Thursday 22nd November 2018 marks the awareness day for genetic syndrome 22q11. The effects of 22q11 are wide ranging, including congenital heart disease, defects of the palate and a range of learning difficulties which lead to the disease being misdiagnosed. This results in patients receiving the wrong kind of care and support which may impact on their quality of life, mental health and employment opportunities.
It is estimated that a staggering 98% of cases in the UK are undiagnosed. Delays in diagnosis not only has an adverse affect on the child and their family, it is also a hidden cost for the NHS, social services and welfare state.
Mr Duguid has been working with the Charity Max Appeal through the APPG on 22q11 to promote awareness for the campaign and call for earlier screening for the rare disease.
David said:
“I have been calling for the screening of this condition to be offered to all parents so there is a better chance of catching it earlier and implementing appropriate treatment.
“22q11 screening can be incorporated into tests that already exist, such as heel prick tests that are given to new born babies. This ensures the right diagnosis and the right kind of care can be given.”

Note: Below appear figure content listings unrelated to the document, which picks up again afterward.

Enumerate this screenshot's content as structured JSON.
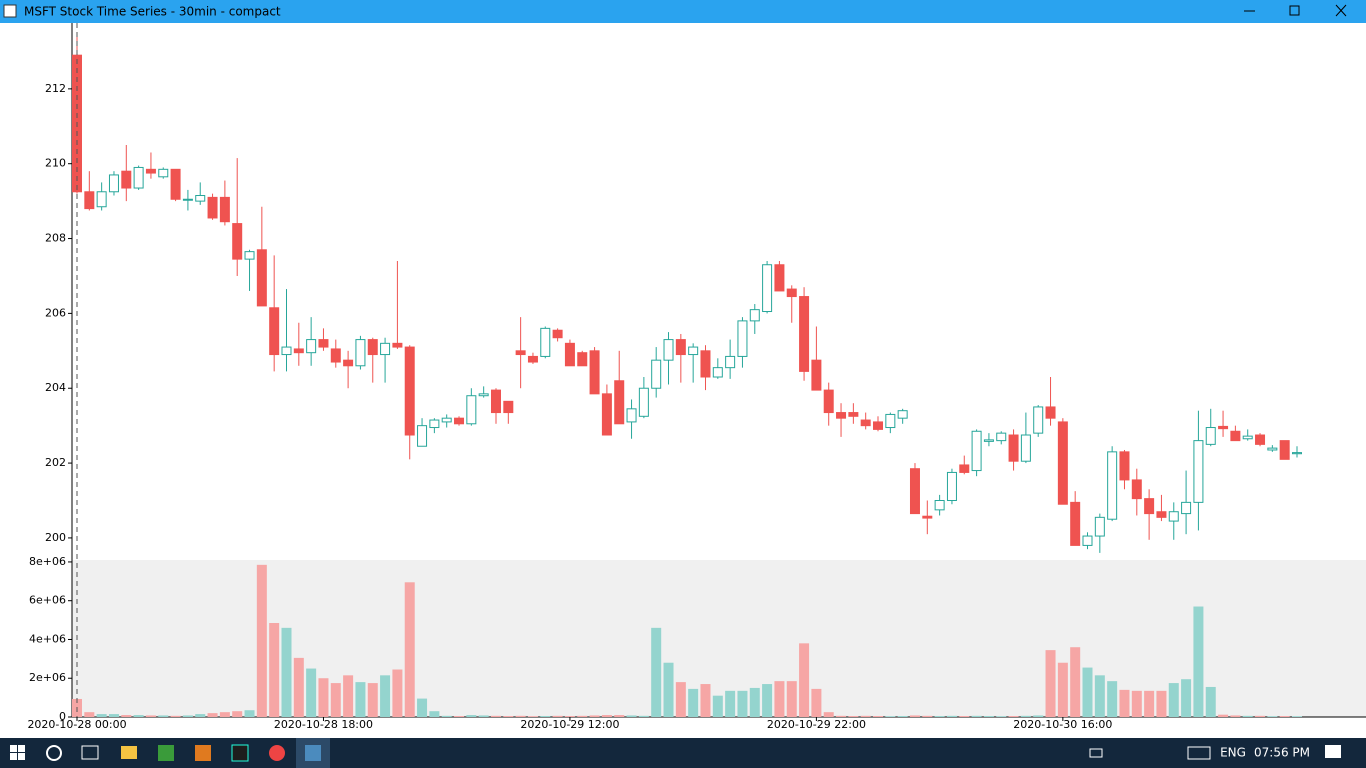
{
  "window": {
    "title": "MSFT Stock Time Series - 30min - compact"
  },
  "taskbar": {
    "language": "ENG",
    "time": "07:56 PM"
  },
  "chart_data": {
    "type": "candlestick",
    "categories": [
      "2020-10-28 00:00",
      null,
      null,
      null,
      null,
      null,
      null,
      null,
      null,
      null,
      null,
      null,
      null,
      null,
      null,
      null,
      null,
      null,
      null,
      null,
      "2020-10-28 18:00",
      null,
      null,
      null,
      null,
      null,
      null,
      null,
      null,
      null,
      null,
      null,
      null,
      null,
      null,
      null,
      null,
      null,
      null,
      null,
      "2020-10-29 12:00",
      null,
      null,
      null,
      null,
      null,
      null,
      null,
      null,
      null,
      null,
      null,
      null,
      null,
      null,
      null,
      null,
      null,
      null,
      null,
      "2020-10-29 22:00",
      null,
      null,
      null,
      null,
      null,
      null,
      null,
      null,
      null,
      null,
      null,
      null,
      null,
      null,
      null,
      null,
      null,
      null,
      null,
      "2020-10-30 16:00",
      null,
      null,
      null,
      null,
      null,
      null,
      null,
      null,
      null,
      null,
      null,
      null,
      null,
      null,
      null,
      null,
      null,
      null,
      null
    ],
    "open": [
      212.9,
      209.25,
      208.85,
      209.25,
      209.8,
      209.35,
      209.85,
      209.65,
      209.85,
      209.05,
      209.0,
      209.1,
      209.1,
      208.4,
      207.45,
      207.7,
      206.15,
      204.9,
      205.05,
      204.95,
      205.3,
      205.05,
      204.75,
      204.6,
      205.3,
      204.9,
      205.2,
      205.1,
      202.45,
      202.95,
      203.1,
      203.2,
      203.05,
      203.8,
      203.95,
      203.65,
      205.0,
      204.85,
      204.85,
      205.55,
      205.2,
      204.95,
      205.0,
      203.85,
      204.2,
      203.1,
      203.25,
      204.0,
      204.75,
      205.3,
      204.9,
      205.0,
      204.3,
      204.55,
      204.85,
      205.8,
      206.05,
      207.3,
      206.65,
      206.45,
      204.75,
      203.95,
      203.35,
      203.35,
      203.15,
      203.1,
      202.95,
      203.2,
      201.85,
      200.58,
      200.75,
      201.0,
      201.95,
      201.8,
      202.58,
      202.6,
      202.75,
      202.05,
      202.8,
      203.5,
      203.1,
      200.95,
      199.8,
      200.05,
      200.5,
      202.3,
      201.55,
      201.05,
      200.7,
      200.45,
      200.65,
      200.95,
      202.5,
      202.98,
      202.85,
      202.65,
      202.75,
      202.35,
      202.6,
      202.25
    ],
    "high": [
      213.5,
      209.8,
      209.5,
      209.8,
      210.5,
      209.95,
      210.3,
      209.9,
      209.85,
      209.3,
      209.5,
      209.2,
      209.55,
      210.15,
      207.7,
      208.85,
      207.55,
      206.65,
      205.75,
      205.9,
      205.6,
      205.3,
      205.0,
      205.4,
      205.35,
      205.35,
      207.4,
      205.15,
      203.2,
      203.2,
      203.3,
      203.25,
      204.0,
      204.05,
      204.0,
      203.65,
      205.9,
      204.95,
      205.65,
      205.6,
      205.3,
      205.0,
      205.1,
      204.1,
      205.0,
      203.7,
      204.3,
      205.1,
      205.5,
      205.45,
      205.2,
      205.15,
      204.8,
      205.3,
      205.9,
      206.25,
      207.4,
      207.4,
      206.75,
      206.7,
      205.65,
      204.15,
      203.6,
      203.6,
      203.35,
      203.25,
      203.35,
      203.45,
      202.0,
      201.0,
      201.15,
      201.85,
      202.2,
      202.9,
      202.8,
      202.85,
      202.9,
      203.35,
      203.55,
      204.3,
      203.2,
      201.25,
      200.15,
      200.65,
      202.45,
      202.35,
      201.85,
      201.3,
      201.15,
      200.95,
      201.8,
      203.4,
      203.45,
      203.4,
      203.0,
      202.9,
      202.8,
      202.48,
      202.6,
      202.45
    ],
    "low": [
      209.2,
      208.75,
      208.75,
      209.15,
      209.0,
      209.3,
      209.6,
      209.6,
      209.0,
      208.75,
      208.9,
      208.5,
      208.35,
      207.0,
      206.6,
      206.2,
      204.45,
      204.45,
      204.6,
      204.6,
      205.0,
      204.55,
      204.0,
      204.5,
      204.15,
      204.15,
      205.05,
      202.1,
      202.45,
      202.8,
      202.95,
      203.0,
      203.0,
      203.75,
      203.05,
      203.05,
      204.0,
      204.65,
      204.8,
      205.25,
      204.6,
      204.6,
      203.85,
      202.75,
      203.05,
      202.65,
      203.2,
      203.75,
      204.1,
      204.15,
      204.15,
      203.95,
      204.25,
      204.25,
      204.55,
      205.45,
      206.0,
      206.6,
      205.75,
      204.2,
      203.95,
      203.0,
      202.7,
      203.05,
      202.9,
      202.85,
      202.8,
      203.05,
      200.65,
      200.1,
      200.6,
      200.9,
      201.7,
      201.65,
      202.45,
      202.5,
      201.8,
      202.0,
      202.7,
      203.0,
      200.9,
      199.8,
      199.7,
      199.6,
      200.45,
      201.3,
      200.6,
      199.95,
      200.45,
      199.95,
      200.1,
      200.2,
      202.45,
      202.7,
      202.6,
      202.6,
      202.45,
      202.3,
      202.1,
      202.15
    ],
    "close": [
      209.25,
      208.8,
      209.25,
      209.7,
      209.35,
      209.9,
      209.75,
      209.85,
      209.05,
      209.05,
      209.15,
      208.55,
      208.45,
      207.45,
      207.65,
      206.2,
      204.9,
      205.1,
      204.95,
      205.3,
      205.1,
      204.7,
      204.6,
      205.3,
      204.9,
      205.2,
      205.1,
      202.75,
      203.0,
      203.15,
      203.2,
      203.05,
      203.8,
      203.85,
      203.35,
      203.35,
      204.9,
      204.7,
      205.6,
      205.35,
      204.6,
      204.6,
      203.85,
      202.75,
      203.05,
      203.45,
      204.0,
      204.75,
      205.3,
      204.9,
      205.1,
      204.3,
      204.55,
      204.85,
      205.8,
      206.1,
      207.3,
      206.6,
      206.45,
      204.45,
      203.95,
      203.35,
      203.2,
      203.25,
      203.0,
      202.9,
      203.3,
      203.4,
      200.65,
      200.53,
      201.0,
      201.75,
      201.75,
      202.85,
      202.62,
      202.8,
      202.05,
      202.75,
      203.5,
      203.2,
      200.9,
      199.8,
      200.05,
      200.55,
      202.3,
      201.55,
      201.05,
      200.65,
      200.55,
      200.7,
      200.95,
      202.6,
      202.95,
      202.92,
      202.6,
      202.72,
      202.5,
      202.4,
      202.1,
      202.28
    ],
    "ylim": [
      199.41,
      213.76
    ],
    "yticks": [
      200,
      202,
      204,
      206,
      208,
      210,
      212
    ],
    "up_color": "#26a69a",
    "down_color": "#ef5350",
    "volume": {
      "values": [
        930000,
        250000,
        150000,
        150000,
        100000,
        100000,
        80000,
        80000,
        60000,
        80000,
        150000,
        200000,
        250000,
        300000,
        350000,
        7850000,
        4850000,
        4600000,
        3050000,
        2500000,
        2000000,
        1750000,
        2150000,
        1800000,
        1750000,
        2150000,
        2450000,
        6950000,
        950000,
        300000,
        60000,
        50000,
        100000,
        80000,
        60000,
        50000,
        60000,
        40000,
        50000,
        60000,
        50000,
        60000,
        80000,
        100000,
        100000,
        80000,
        60000,
        4600000,
        2800000,
        1800000,
        1450000,
        1700000,
        1100000,
        1350000,
        1350000,
        1500000,
        1700000,
        1850000,
        1850000,
        3800000,
        1450000,
        250000,
        60000,
        50000,
        60000,
        50000,
        40000,
        50000,
        80000,
        60000,
        50000,
        60000,
        50000,
        60000,
        50000,
        40000,
        50000,
        60000,
        80000,
        3450000,
        2800000,
        3600000,
        2550000,
        2150000,
        1850000,
        1400000,
        1350000,
        1350000,
        1350000,
        1750000,
        1950000,
        5700000,
        1550000,
        120000,
        80000,
        60000,
        60000,
        40000,
        50000,
        40000
      ],
      "ylim": [
        0,
        8100000
      ],
      "yticks": [
        0,
        {
          "value": 2000000,
          "label": "2e+06"
        },
        {
          "value": 4000000,
          "label": "4e+06"
        },
        {
          "value": 6000000,
          "label": "6e+06"
        },
        {
          "value": 8000000,
          "label": "8e+06"
        }
      ],
      "up_color": "#94d4ce",
      "down_color": "#f6a6a5"
    }
  }
}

Adding, Julie Wootton, Founder of Max Appeal, in memory of her son Max said:
“22q11 affects thousands of children every year but is massively misdiagnosed. Too many children are being failed and we see parents becoming ‘experts’.
“Early diagnosis is pivotal to how children adapt to adulthood and achieve good outcomes.
“We are currently working with David Duguid MP, Chair of the APPG on 22q11, to seek the introduction of routine screening for 22q11.”